Un des projets du Comité Graffiti de Lachine: le mur légal autorisé aux graffitis permet aux jeunes de s’exprimer en toute légalité.
(Photo: Courtoisie)
SOS prévention graffitis
Le déjeuner du RALI rassemblait des intervenants de la sécurité publique
Le déjeuner du Regroupement Affaires Lachine Inc. (RALI) du 25 mars dernier avait pour but d’informer les gens sur les enjeux et les rôles des différents intervenants dans le dossier de la sécurité publique. Parmi les programmes de l’arrondissement ayant cette visée en tête: le Comité Graffiti.
Les entreprises sont grandement préoccupées par les graffitis sur leur bâtisse. C’est entre autres pourquoi policiers, agent de prévention des incendies et responsables du Comité Graffiti savouraient un déjeuner avec les membres de RALI mardi dernier. L’objectif de cette rencontre était de présenter les mesures qui sont prises pour promouvoir la sécurité à Lachine.
Stéphane Huneault, agent de police sociocommunautaire, explique que le programme de sécurité publique comprend quatre axes d’intervention: la prévention, la sensibilisation et l’animation, l’enlèvement des graffitis et la répression comme solution optimale. «Particulièrement pour les jeunes, nous favorisons tout le temps la chance et d’autres mesures judiciaires que le dossier criminel», soutient David Pilote, agent qui siège sur le comité.

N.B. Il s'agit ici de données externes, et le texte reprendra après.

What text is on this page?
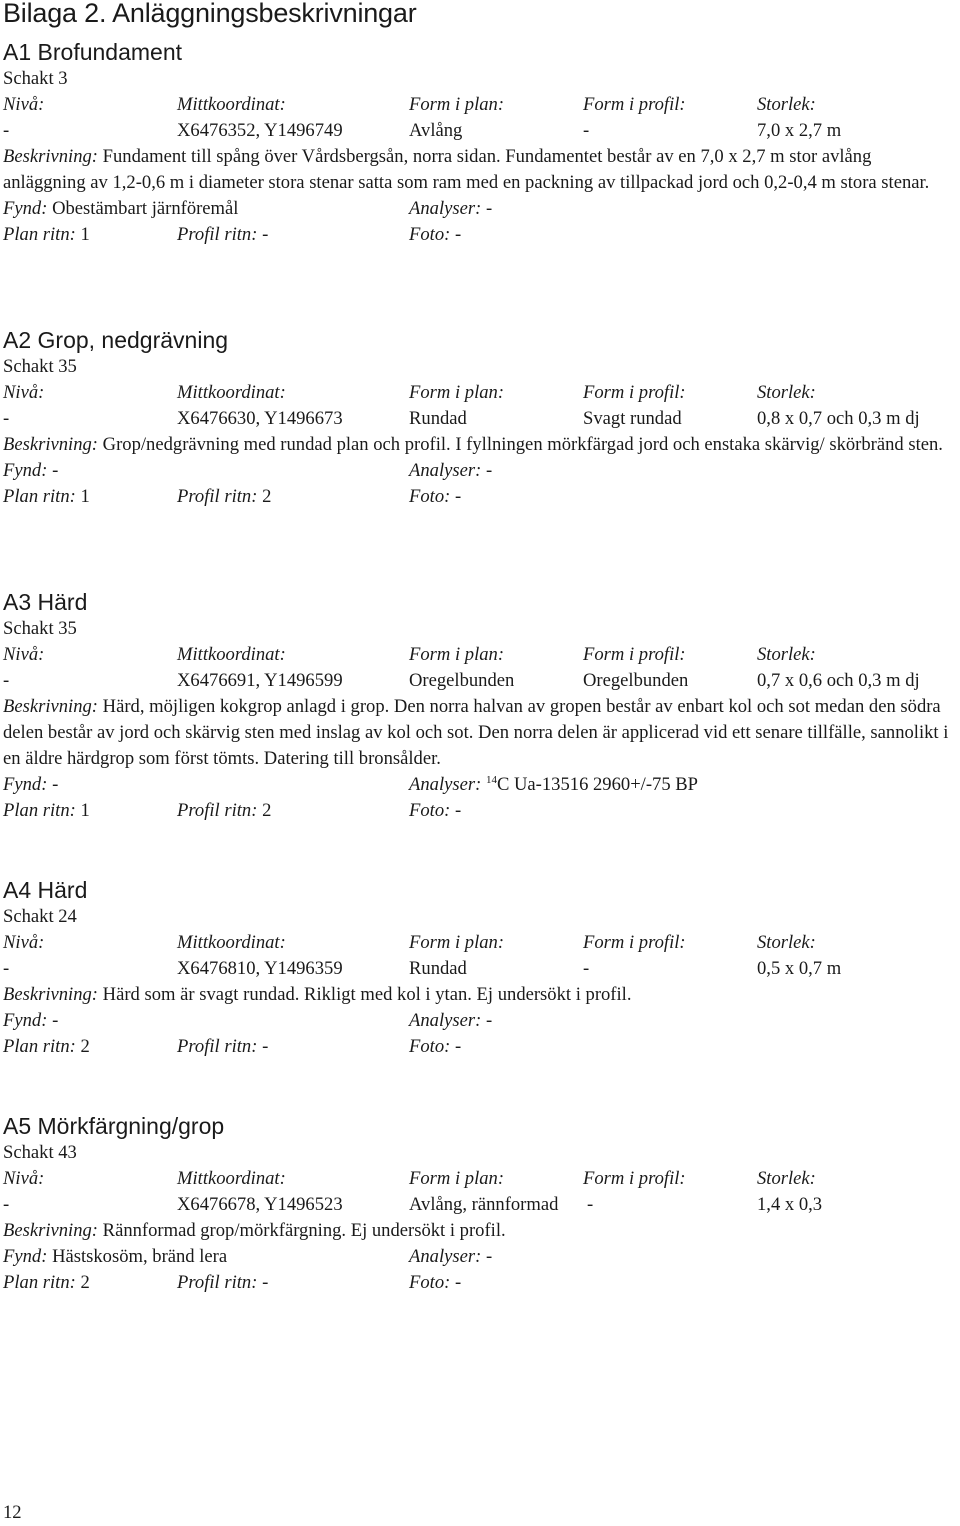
Bilaga 2. Anläggningsbeskrivningar
A1 Brofundament
Schakt 3
Nivå:	Mittkoordinat:	Form i plan:	Form i profil:	Storlek:
-	X6476352, Y1496749	Avlång	-	7,0 x 2,7 m
Beskrivning: Fundament till spång över Vårdsbergsån, norra sidan. Fundamentet består av en 7,0 x 2,7 m stor avlång anläggning av 1,2-0,6 m i diameter stora stenar satta som ram med en packning av tillpackad jord och 0,2-0,4 m stora stenar.
Fynd: Obestämbart järnföremål	Analyser: -
Plan ritn: 1	Profil ritn: -	Foto: -
A2 Grop, nedgrävning
Schakt 35
Nivå:	Mittkoordinat:	Form i plan:	Form i profil:	Storlek:
-	X6476630, Y1496673	Rundad	Svagt rundad	0,8 x 0,7 och 0,3 m dj
Beskrivning: Grop/nedgrävning med rundad plan och profil. I fyllningen mörkfärgad jord och enstaka skärvig/ skörbränd sten.
Fynd: -	Analyser: -
Plan ritn: 1	Profil ritn: 2	Foto: -
A3 Härd
Schakt 35
Nivå:	Mittkoordinat:	Form i plan:	Form i profil:	Storlek:
-	X6476691, Y1496599	Oregelbunden	Oregelbunden	0,7 x 0,6 och 0,3 m dj
Beskrivning: Härd, möjligen kokgrop anlagd i grop. Den norra halvan av gropen består av enbart kol och sot medan den södra delen består av jord och skärvig sten med inslag av kol och sot. Den norra delen är applicerad vid ett senare tillfälle, sannolikt i en äldre härdgrop som först tömts. Datering till bronsålder.
Fynd: -	Analyser: $^{14}$C Ua-13516 2960+/-75 BP
Plan ritn: 1	Profil ritn: 2	Foto: -
A4 Härd
Schakt 24
Nivå:	Mittkoordinat:	Form i plan:	Form i profil:	Storlek:
-	X6476810, Y1496359	Rundad	-	0,5 x 0,7 m
Beskrivning: Härd som är svagt rundad. Rikligt med kol i ytan. Ej undersökt i profil.
Fynd: -	Analyser: -
Plan ritn: 2	Profil ritn: -	Foto: -
A5 Mörkfärgning/grop
Schakt 43
Nivå:	Mittkoordinat:	Form i plan:	Form i profil:	Storlek:
-	X6476678, Y1496523	Avlång, rännformad -	1,4 x 0,3
Beskrivning: Rännformad grop/mörkfärgning. Ej undersökt i profil.
Fynd: Hästskosöm, bränd lera	Analyser: -
Plan ritn: 2	Profil ritn: -	Foto: -
12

Avec un horaire chargé en événements et programmes de sensibilisation, le Comité Graffiti et ses collaborateurs voient une nette amélioration depuis son implantation en 2003. Huguette Rivière, coordonnatrice du RALI, précise l’effet de l’enlèvement des graffitis financé par l’arrondissement: «Normalement, après avoir fait nettoyer son établissement six fois, le commerçant constate qu’il n’y a plus de récidive de la part des graffiteurs.»
«Toutes nos interventions aident à long terme, mais nous voyons déjà une énorme différence visuellement», affirme pour sa part M, Uno.
Dessiner contre les graffitis
Parmi les mesures concrètes de prévention des graffitis, un mur légal est mis à la disposition des graffiteurs; ils peuvent ainsi y laisser aller leur créativité. Huguette Rivière connait bien le dossier. Selon elle, il est essentiel de conserver ce genre de surface. «Cela permet aux jeunes de s’exprimer et de se faire voir en évitant les tags et le vandalisme d’édifices publics.»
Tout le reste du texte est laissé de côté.